O senador do PCdoB tem respondido monossilabicamente à imprensa, que insinua uma relação entre a proposta de seu nome e os supostos interesses da líder do PT, no Senado, Ideli Salvatti (SC). Ideli tem sofrido acusações de envolvimento com a liberação de recursos por meio de ONGs.
Sem criminalização no atacado
Inácio se queixa também da sobrecarga que a indicação representará, já que é o único representante do PCdoB no Senado. Isso implica, por exemplo, em passar a segunda-feira que vem em Montevidéu, onde ele é um dos 18 representantes do Brasil no Parlamento do Mercosul, e voar em seguida para Brasília, para acompanhar a escolha do relator da CPI, além de ter sido indicado para o Conselho de Ética do Senado, que anda sobrecarregado com o Caso Renan.

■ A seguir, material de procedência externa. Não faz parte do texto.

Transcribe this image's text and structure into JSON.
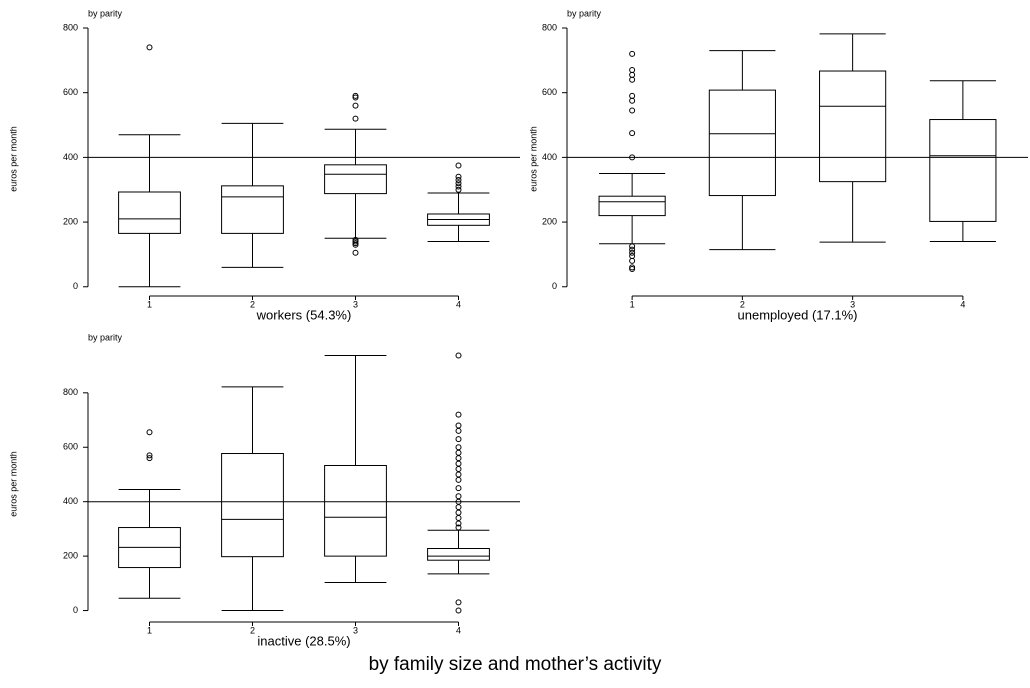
{
  "title": "by family size and mother’s activity",
  "chart_data": [
    {
      "type": "box",
      "subtitle": "by parity",
      "ylabel": "euros per month",
      "xlabel": "workers (54.3%)",
      "categories": [
        "1",
        "2",
        "3",
        "4"
      ],
      "ylim": [
        -10,
        800
      ],
      "yticks": [
        0,
        200,
        400,
        600,
        800
      ],
      "reference_line": 400,
      "boxes": [
        {
          "low": 0,
          "q1": 165,
          "median": 210,
          "q3": 293,
          "high": 470,
          "outliers": [
            740
          ]
        },
        {
          "low": 60,
          "q1": 165,
          "median": 278,
          "q3": 312,
          "high": 505,
          "outliers": []
        },
        {
          "low": 150,
          "q1": 288,
          "median": 348,
          "q3": 377,
          "high": 487,
          "outliers": [
            520,
            560,
            585,
            590,
            145,
            140,
            135,
            130,
            105
          ]
        },
        {
          "low": 140,
          "q1": 190,
          "median": 208,
          "q3": 225,
          "high": 290,
          "outliers": [
            300,
            310,
            320,
            330,
            340,
            375
          ]
        }
      ]
    },
    {
      "type": "box",
      "subtitle": "by parity",
      "ylabel": "euros per month",
      "xlabel": "unemployed (17.1%)",
      "categories": [
        "1",
        "2",
        "3",
        "4"
      ],
      "ylim": [
        -10,
        800
      ],
      "yticks": [
        0,
        200,
        400,
        600,
        800
      ],
      "reference_line": 400,
      "boxes": [
        {
          "low": 133,
          "q1": 220,
          "median": 263,
          "q3": 280,
          "high": 350,
          "outliers": [
            720,
            670,
            655,
            640,
            590,
            575,
            545,
            475,
            400,
            125,
            115,
            105,
            95,
            80,
            60,
            55
          ]
        },
        {
          "low": 115,
          "q1": 282,
          "median": 473,
          "q3": 608,
          "high": 730,
          "outliers": []
        },
        {
          "low": 138,
          "q1": 325,
          "median": 558,
          "q3": 667,
          "high": 782,
          "outliers": []
        },
        {
          "low": 140,
          "q1": 202,
          "median": 405,
          "q3": 517,
          "high": 637,
          "outliers": []
        }
      ]
    },
    {
      "type": "box",
      "subtitle": "by parity",
      "ylabel": "euros per month",
      "xlabel": "inactive (28.5%)",
      "categories": [
        "1",
        "2",
        "3",
        "4"
      ],
      "ylim": [
        -20,
        950
      ],
      "yticks": [
        0,
        200,
        400,
        600,
        800
      ],
      "reference_line": 400,
      "boxes": [
        {
          "low": 45,
          "q1": 158,
          "median": 232,
          "q3": 305,
          "high": 445,
          "outliers": [
            560,
            570,
            655
          ]
        },
        {
          "low": 0,
          "q1": 198,
          "median": 335,
          "q3": 577,
          "high": 822,
          "outliers": []
        },
        {
          "low": 103,
          "q1": 200,
          "median": 343,
          "q3": 533,
          "high": 937,
          "outliers": []
        },
        {
          "low": 135,
          "q1": 185,
          "median": 200,
          "q3": 228,
          "high": 295,
          "outliers": [
            305,
            320,
            340,
            360,
            380,
            400,
            420,
            450,
            480,
            500,
            520,
            540,
            560,
            580,
            600,
            630,
            660,
            680,
            720,
            937,
            30,
            0
          ]
        }
      ]
    }
  ]
}
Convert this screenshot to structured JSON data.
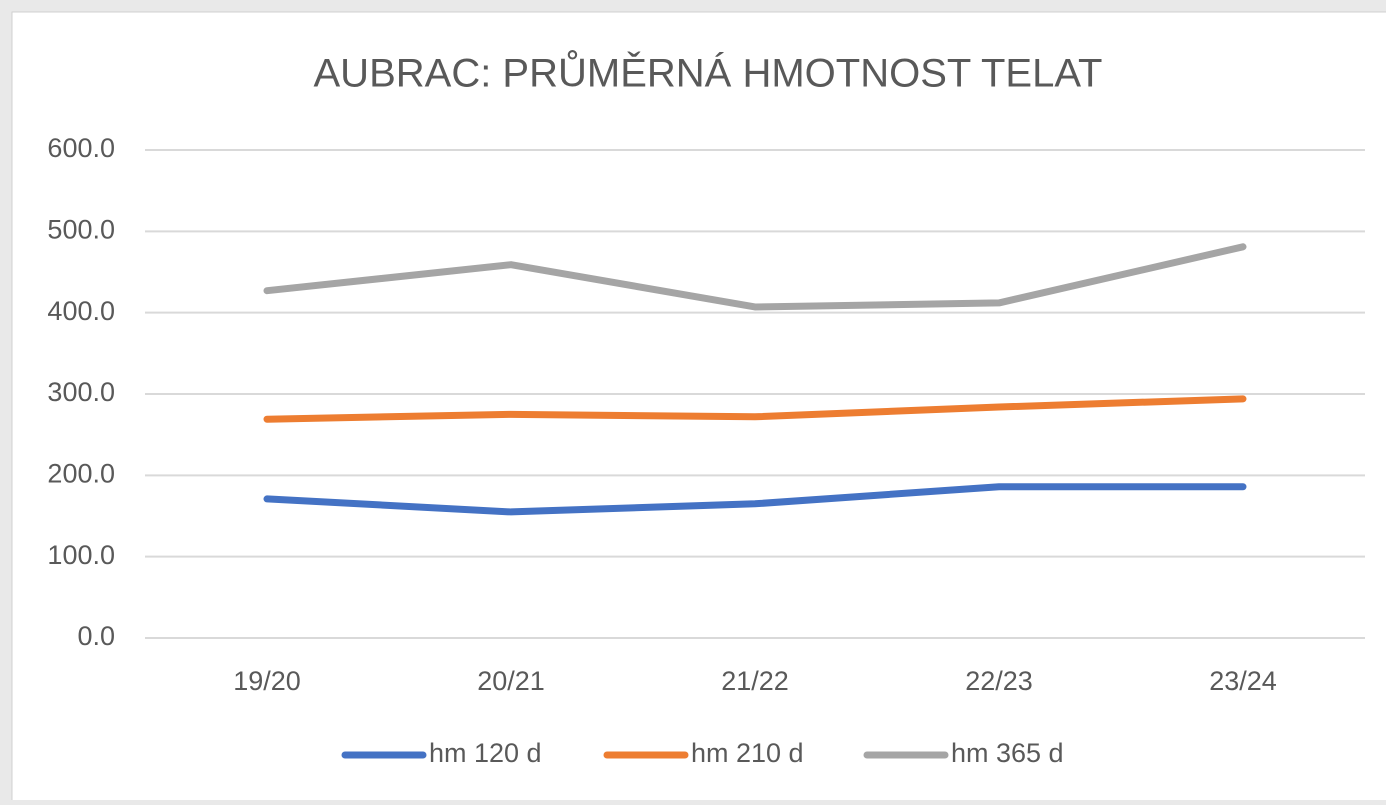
{
  "chart_data": {
    "type": "line",
    "title": "AUBRAC: PRŮMĚRNÁ HMOTNOST TELAT",
    "categories": [
      "19/20",
      "20/21",
      "21/22",
      "22/23",
      "23/24"
    ],
    "series": [
      {
        "name": "hm 120 d",
        "color": "#4472c4",
        "values": [
          171,
          155,
          165,
          186,
          186
        ]
      },
      {
        "name": "hm 210 d",
        "color": "#ed7d31",
        "values": [
          269,
          275,
          272,
          284,
          294
        ]
      },
      {
        "name": "hm 365 d",
        "color": "#a5a5a5",
        "values": [
          427,
          459,
          407,
          412,
          481
        ]
      }
    ],
    "ylim": [
      0,
      600
    ],
    "yticks": [
      {
        "value": 0,
        "label": "0.0"
      },
      {
        "value": 100,
        "label": "100.0"
      },
      {
        "value": 200,
        "label": "200.0"
      },
      {
        "value": 300,
        "label": "300.0"
      },
      {
        "value": 400,
        "label": "400.0"
      },
      {
        "value": 500,
        "label": "500.0"
      },
      {
        "value": 600,
        "label": "600.0"
      }
    ],
    "grid": true,
    "legend": "bottom"
  }
}
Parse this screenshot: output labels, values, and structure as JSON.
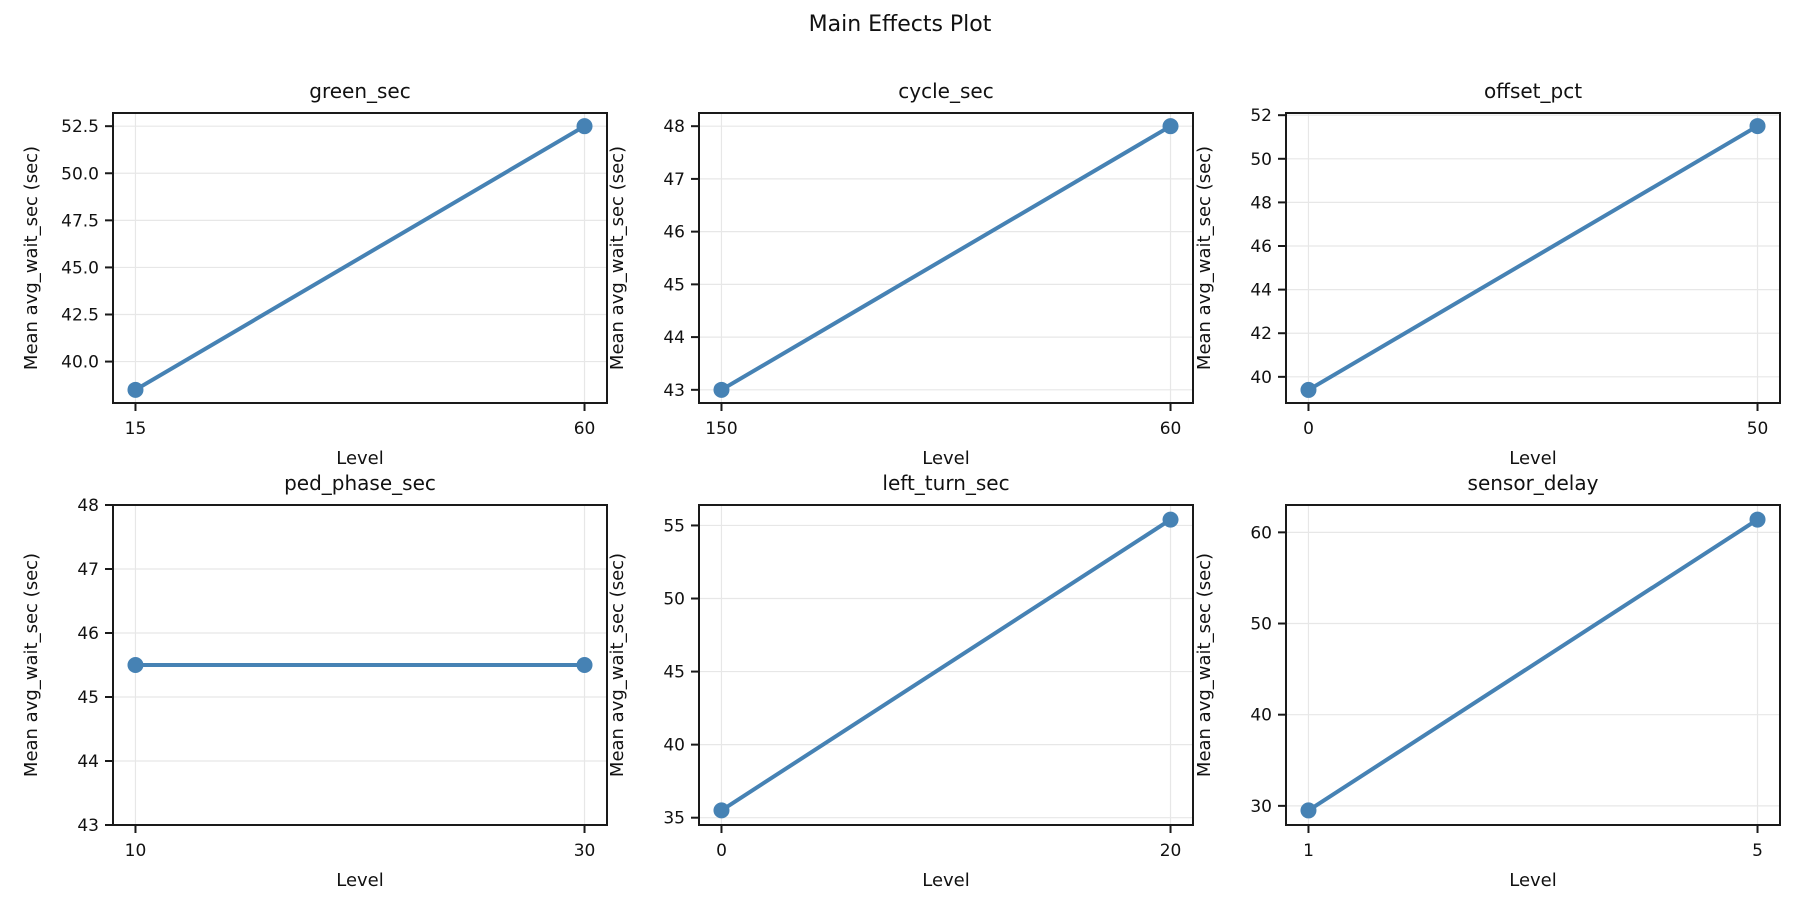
{
  "page": {
    "title": "Main Effects Plot"
  },
  "style": {
    "line_color": "#4682b4",
    "grid_color": "#e7e7e7",
    "spine_color": "#1a1a1a",
    "text_color": "#111111",
    "background": "#ffffff"
  },
  "chart_data": [
    {
      "type": "line",
      "title": "green_sec",
      "xlabel": "Level",
      "ylabel": "Mean avg_wait_sec (sec)",
      "categories": [
        "15",
        "60"
      ],
      "values": [
        38.5,
        52.5
      ],
      "ylim": [
        37.8,
        53.2
      ],
      "yticks": [
        40,
        42.5,
        45,
        47.5,
        50,
        52.5
      ],
      "ytick_labels": [
        "40.0",
        "42.5",
        "45.0",
        "47.5",
        "50.0",
        "52.5"
      ],
      "grid": true,
      "legend": null
    },
    {
      "type": "line",
      "title": "cycle_sec",
      "xlabel": "Level",
      "ylabel": "Mean avg_wait_sec (sec)",
      "categories": [
        "150",
        "60"
      ],
      "values": [
        43.0,
        48.0
      ],
      "ylim": [
        42.75,
        48.25
      ],
      "yticks": [
        43,
        44,
        45,
        46,
        47,
        48
      ],
      "ytick_labels": [
        "43",
        "44",
        "45",
        "46",
        "47",
        "48"
      ],
      "grid": true,
      "legend": null
    },
    {
      "type": "line",
      "title": "offset_pct",
      "xlabel": "Level",
      "ylabel": "Mean avg_wait_sec (sec)",
      "categories": [
        "0",
        "50"
      ],
      "values": [
        39.4,
        51.5
      ],
      "ylim": [
        38.8,
        52.1
      ],
      "yticks": [
        40,
        42,
        44,
        46,
        48,
        50,
        52
      ],
      "ytick_labels": [
        "40",
        "42",
        "44",
        "46",
        "48",
        "50",
        "52"
      ],
      "grid": true,
      "legend": null
    },
    {
      "type": "line",
      "title": "ped_phase_sec",
      "xlabel": "Level",
      "ylabel": "Mean avg_wait_sec (sec)",
      "categories": [
        "10",
        "30"
      ],
      "values": [
        45.5,
        45.5
      ],
      "ylim": [
        43,
        48
      ],
      "yticks": [
        43,
        44,
        45,
        46,
        47,
        48
      ],
      "ytick_labels": [
        "43",
        "44",
        "45",
        "46",
        "47",
        "48"
      ],
      "grid": true,
      "legend": null
    },
    {
      "type": "line",
      "title": "left_turn_sec",
      "xlabel": "Level",
      "ylabel": "Mean avg_wait_sec (sec)",
      "categories": [
        "0",
        "20"
      ],
      "values": [
        35.5,
        55.4
      ],
      "ylim": [
        34.5,
        56.4
      ],
      "yticks": [
        35,
        40,
        45,
        50,
        55
      ],
      "ytick_labels": [
        "35",
        "40",
        "45",
        "50",
        "55"
      ],
      "grid": true,
      "legend": null
    },
    {
      "type": "line",
      "title": "sensor_delay",
      "xlabel": "Level",
      "ylabel": "Mean avg_wait_sec (sec)",
      "categories": [
        "1",
        "5"
      ],
      "values": [
        29.5,
        61.4
      ],
      "ylim": [
        27.9,
        63.0
      ],
      "yticks": [
        30,
        40,
        50,
        60
      ],
      "ytick_labels": [
        "30",
        "40",
        "50",
        "60"
      ],
      "grid": true,
      "legend": null
    }
  ]
}
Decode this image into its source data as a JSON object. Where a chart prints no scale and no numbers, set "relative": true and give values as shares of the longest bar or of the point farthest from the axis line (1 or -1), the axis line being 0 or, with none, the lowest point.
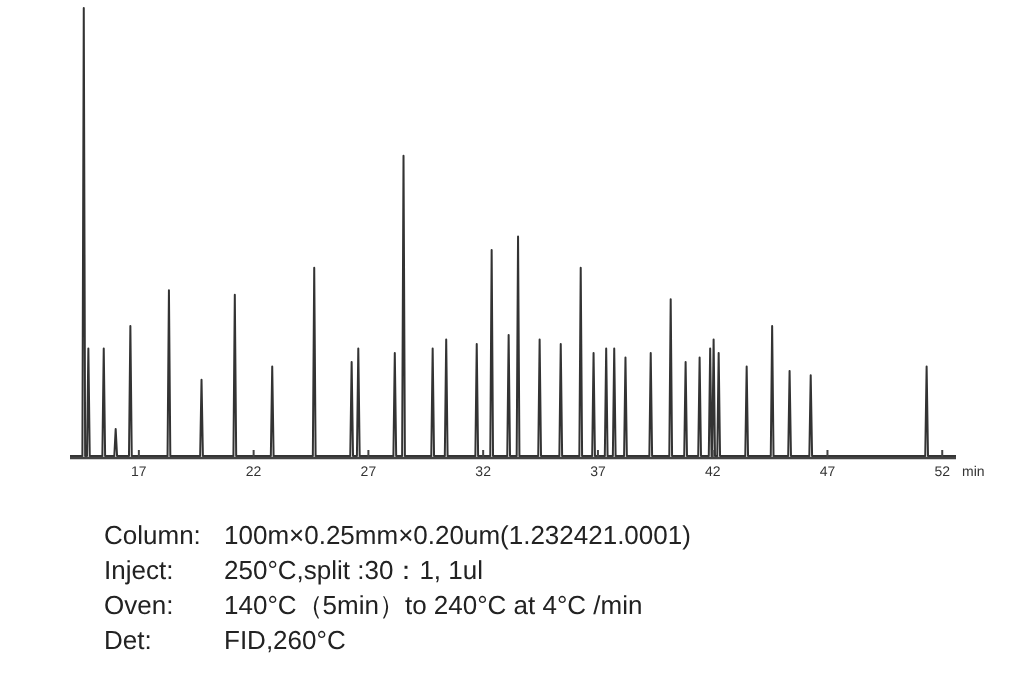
{
  "chart_data": {
    "type": "line",
    "relative": true,
    "xlabel": "min",
    "xlim": [
      14,
      52.6
    ],
    "xticks": [
      17,
      22,
      27,
      32,
      37,
      42,
      47,
      52
    ],
    "grid": false,
    "marker": "none",
    "line_style": "solid",
    "series": [
      {
        "color": "#333333",
        "x": [
          14,
          14.54,
          14.6,
          14.66,
          14.74,
          14.8,
          14.86,
          15.41,
          15.47,
          15.53,
          15.93,
          15.99,
          16.05,
          16.57,
          16.63,
          16.69,
          18.25,
          18.31,
          18.37,
          19.67,
          19.73,
          19.79,
          21.12,
          21.18,
          21.24,
          22.75,
          22.81,
          22.87,
          24.58,
          24.64,
          24.7,
          26.21,
          26.27,
          26.33,
          26.5,
          26.56,
          26.62,
          28.09,
          28.15,
          28.21,
          28.47,
          28.53,
          28.59,
          29.74,
          29.8,
          29.86,
          30.33,
          30.39,
          30.45,
          31.66,
          31.72,
          31.78,
          32.31,
          32.37,
          32.43,
          33.05,
          33.11,
          33.17,
          33.46,
          33.52,
          33.58,
          34.4,
          34.46,
          34.52,
          35.32,
          35.38,
          35.44,
          36.19,
          36.25,
          36.31,
          36.75,
          36.81,
          36.87,
          37.3,
          37.36,
          37.42,
          37.65,
          37.71,
          37.77,
          38.14,
          38.2,
          38.26,
          39.24,
          39.3,
          39.36,
          40.11,
          40.17,
          40.23,
          40.76,
          40.82,
          40.88,
          41.37,
          41.43,
          41.49,
          41.83,
          41.89,
          41.95,
          41.98,
          42.04,
          42.1,
          42.2,
          42.26,
          42.32,
          43.42,
          43.48,
          43.54,
          44.53,
          44.59,
          44.65,
          45.29,
          45.35,
          45.41,
          46.21,
          46.27,
          46.33,
          51.26,
          51.32,
          51.38,
          52.6
        ],
        "values": [
          0,
          0,
          1,
          0,
          0,
          0.24,
          0,
          0,
          0.24,
          0,
          0,
          0.06,
          0,
          0,
          0.29,
          0,
          0,
          0.37,
          0,
          0,
          0.17,
          0,
          0,
          0.36,
          0,
          0,
          0.2,
          0,
          0,
          0.42,
          0,
          0,
          0.21,
          0,
          0,
          0.24,
          0,
          0,
          0.23,
          0,
          0,
          0.67,
          0,
          0,
          0.24,
          0,
          0,
          0.26,
          0,
          0,
          0.25,
          0,
          0,
          0.46,
          0,
          0,
          0.27,
          0,
          0,
          0.49,
          0,
          0,
          0.26,
          0,
          0,
          0.25,
          0,
          0,
          0.42,
          0,
          0,
          0.23,
          0,
          0,
          0.24,
          0,
          0,
          0.24,
          0,
          0,
          0.22,
          0,
          0,
          0.23,
          0,
          0,
          0.35,
          0,
          0,
          0.21,
          0,
          0,
          0.22,
          0,
          0,
          0.24,
          0,
          0,
          0.26,
          0,
          0,
          0.23,
          0,
          0,
          0.2,
          0,
          0,
          0.29,
          0,
          0,
          0.19,
          0,
          0,
          0.18,
          0,
          0,
          0.2,
          0,
          0
        ]
      }
    ],
    "annotations": [
      "Column:  100m×0.25mm×0.20um(1.232421.0001)",
      "Inject:  250°C,split :30：1, 1ul",
      "Oven:  140°C（5min）to 240°C  at 4°C /min",
      "Det:  FID,260°C"
    ]
  }
}
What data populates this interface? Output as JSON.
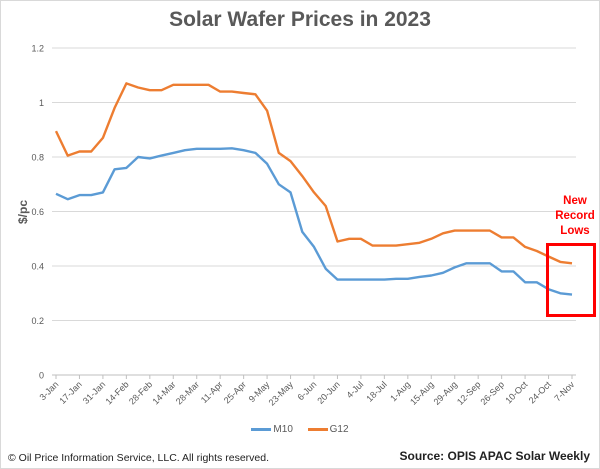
{
  "chart_data": {
    "type": "line",
    "title": "Solar Wafer Prices in 2023",
    "xlabel": "",
    "ylabel": "$/pc",
    "ylim": [
      0,
      1.2
    ],
    "yticks": [
      "0",
      "0.2",
      "0.4",
      "0.6",
      "0.8",
      "1",
      "1.2"
    ],
    "ytick_values": [
      0,
      0.2,
      0.4,
      0.6,
      0.8,
      1.0,
      1.2
    ],
    "grid": true,
    "legend_position": "bottom",
    "xtick_labels": [
      "3-Jan",
      "17-Jan",
      "31-Jan",
      "14-Feb",
      "28-Feb",
      "14-Mar",
      "28-Mar",
      "11-Apr",
      "25-Apr",
      "9-May",
      "23-May",
      "6-Jun",
      "20-Jun",
      "4-Jul",
      "18-Jul",
      "1-Aug",
      "15-Aug",
      "29-Aug",
      "12-Sep",
      "26-Sep",
      "10-Oct",
      "24-Oct",
      "7-Nov"
    ],
    "x": [
      "3-Jan",
      "10-Jan",
      "17-Jan",
      "24-Jan",
      "31-Jan",
      "7-Feb",
      "14-Feb",
      "21-Feb",
      "28-Feb",
      "7-Mar",
      "14-Mar",
      "21-Mar",
      "28-Mar",
      "4-Apr",
      "11-Apr",
      "18-Apr",
      "25-Apr",
      "2-May",
      "9-May",
      "16-May",
      "23-May",
      "30-May",
      "6-Jun",
      "13-Jun",
      "20-Jun",
      "27-Jun",
      "4-Jul",
      "11-Jul",
      "18-Jul",
      "25-Jul",
      "1-Aug",
      "8-Aug",
      "15-Aug",
      "22-Aug",
      "29-Aug",
      "5-Sep",
      "12-Sep",
      "19-Sep",
      "26-Sep",
      "3-Oct",
      "10-Oct",
      "17-Oct",
      "24-Oct",
      "31-Oct",
      "7-Nov"
    ],
    "series": [
      {
        "name": "M10",
        "color": "#5b9bd5",
        "values": [
          0.665,
          0.645,
          0.66,
          0.66,
          0.67,
          0.755,
          0.76,
          0.8,
          0.795,
          0.805,
          0.815,
          0.825,
          0.83,
          0.83,
          0.83,
          0.832,
          0.825,
          0.815,
          0.775,
          0.7,
          0.67,
          0.525,
          0.47,
          0.39,
          0.35,
          0.35,
          0.35,
          0.35,
          0.35,
          0.353,
          0.353,
          0.36,
          0.365,
          0.375,
          0.395,
          0.41,
          0.41,
          0.41,
          0.38,
          0.38,
          0.34,
          0.34,
          0.315,
          0.3,
          0.295
        ]
      },
      {
        "name": "G12",
        "color": "#ed7d31",
        "values": [
          0.895,
          0.805,
          0.82,
          0.82,
          0.87,
          0.98,
          1.07,
          1.055,
          1.045,
          1.045,
          1.065,
          1.065,
          1.065,
          1.065,
          1.04,
          1.04,
          1.035,
          1.03,
          0.97,
          0.815,
          0.785,
          0.73,
          0.67,
          0.62,
          0.49,
          0.5,
          0.5,
          0.475,
          0.475,
          0.475,
          0.48,
          0.485,
          0.5,
          0.52,
          0.53,
          0.53,
          0.53,
          0.53,
          0.505,
          0.505,
          0.47,
          0.455,
          0.435,
          0.415,
          0.41
        ]
      }
    ],
    "annotations": [
      {
        "text": [
          "New",
          "Record",
          "Lows"
        ],
        "color": "#ff0000"
      }
    ]
  },
  "footer": {
    "copyright": "© Oil Price Information Service, LLC.  All rights reserved.",
    "source": "Source: OPIS APAC Solar Weekly"
  }
}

Mas para o universo das ONGs e congêneres, o ex-presidente da Federação de Bairros e Favelas é a esperança de que não sejam criminalizadas a priori e por atacado, como tencionam Heráclito Fortes & companhia. Esta intenção se vincula com uma rejeição que é forte, na oposição e em especial no Senado, contra o papel político que os movimentos sociais e seus representantes passaram a ter no governo do ex-líder sindical Luiz Inácio Lula da Silva. Há quem sinta urticárias com ele.